Méndez spoke quietly, calmly. “Alma, come away from there. Let’s leave here, now. Just listen to one thing, listen to me. If you really do want to destroy the apes, you can destroy them anytime. This missile will wait. So can you. Just wait a few days, a week even. Give Kolp a chance to come back. Give yourself a chance to think about it. Make sure it is the right thing to do.”
“I have thought about it!” Her eyes blazed. “It is the right thing to do! Kolp told me!”

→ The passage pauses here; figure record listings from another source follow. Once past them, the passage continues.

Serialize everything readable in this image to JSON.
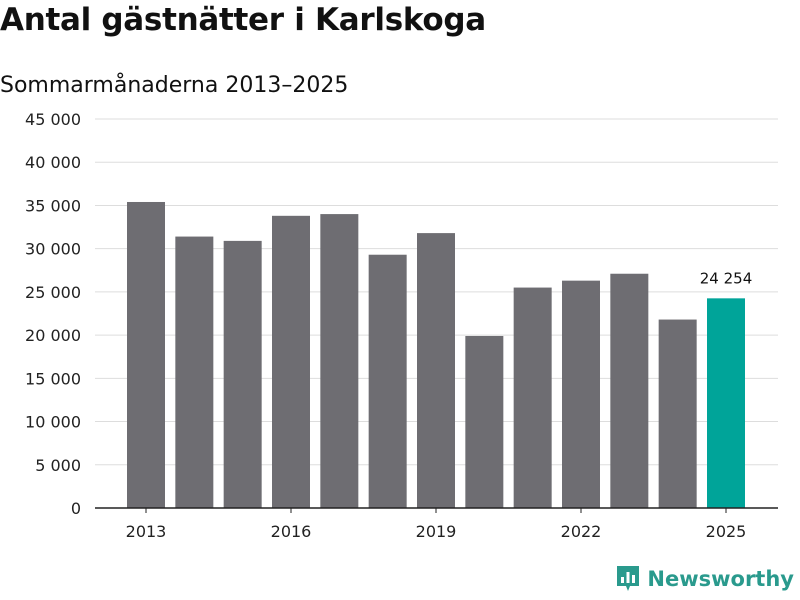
{
  "chart_data": {
    "type": "bar",
    "title": "Antal gästnätter i Karlskoga",
    "subtitle": "Sommarmånaderna 2013–2025",
    "categories": [
      "2013",
      "2014",
      "2015",
      "2016",
      "2017",
      "2018",
      "2019",
      "2020",
      "2021",
      "2022",
      "2023",
      "2024",
      "2025"
    ],
    "x_tick_labels": [
      "2013",
      "2016",
      "2019",
      "2022",
      "2025"
    ],
    "values": [
      35400,
      31400,
      30900,
      33800,
      34000,
      29300,
      31800,
      19900,
      25500,
      26300,
      27100,
      21800,
      24254
    ],
    "highlight": {
      "category": "2025",
      "label": "24 254"
    },
    "y_ticks": [
      "0",
      "5 000",
      "10 000",
      "15 000",
      "20 000",
      "25 000",
      "30 000",
      "35 000",
      "40 000",
      "45 000"
    ],
    "ylim": [
      0,
      45000
    ],
    "xlabel": "",
    "ylabel": "",
    "grid": true,
    "colors": {
      "bar": "#6e6d72",
      "highlight": "#00a499",
      "grid": "#dddddd",
      "axis": "#222222"
    }
  },
  "logo": {
    "text": "Newsworthy",
    "icon": "bar-chart-icon"
  }
}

Méndez took another step toward her.
She took a step backward, moving around the missile. Suddenly she froze. “Oh, no…” she whispered.
“What is it?” Méndez came around the bomb to look. She let him; she made no effort to move away. Instead, she pointed at the dull black letters painted on its side: “ALPHA-OMEGA NUCLEAR DEVICE.”
“So that’s what the signal meant,” she gasped. “He never told me.”
“The final weapon,” said Méndez. “This is it, the final weapon. The last bomb!”
“He never told me.” Alma echoed.
“If he couldn’t win, he was going to let the whole world lose,” said Méndez. “He was… he was mad!”
“Oh, no,” moaned Alma. “Not, not… not… mad. Please, not mad!” She covered her eyes, sobbing.
Gently, Méndez pried her hands away. “Face it, Alma.”
“No, no, no, not mad. Not mad.” She looked up at him, eyes wet. “I’m not mad. Please. I’m not mad. I just didn’t know. I didn’t know, that’s all. Please don’t let them hurt me.”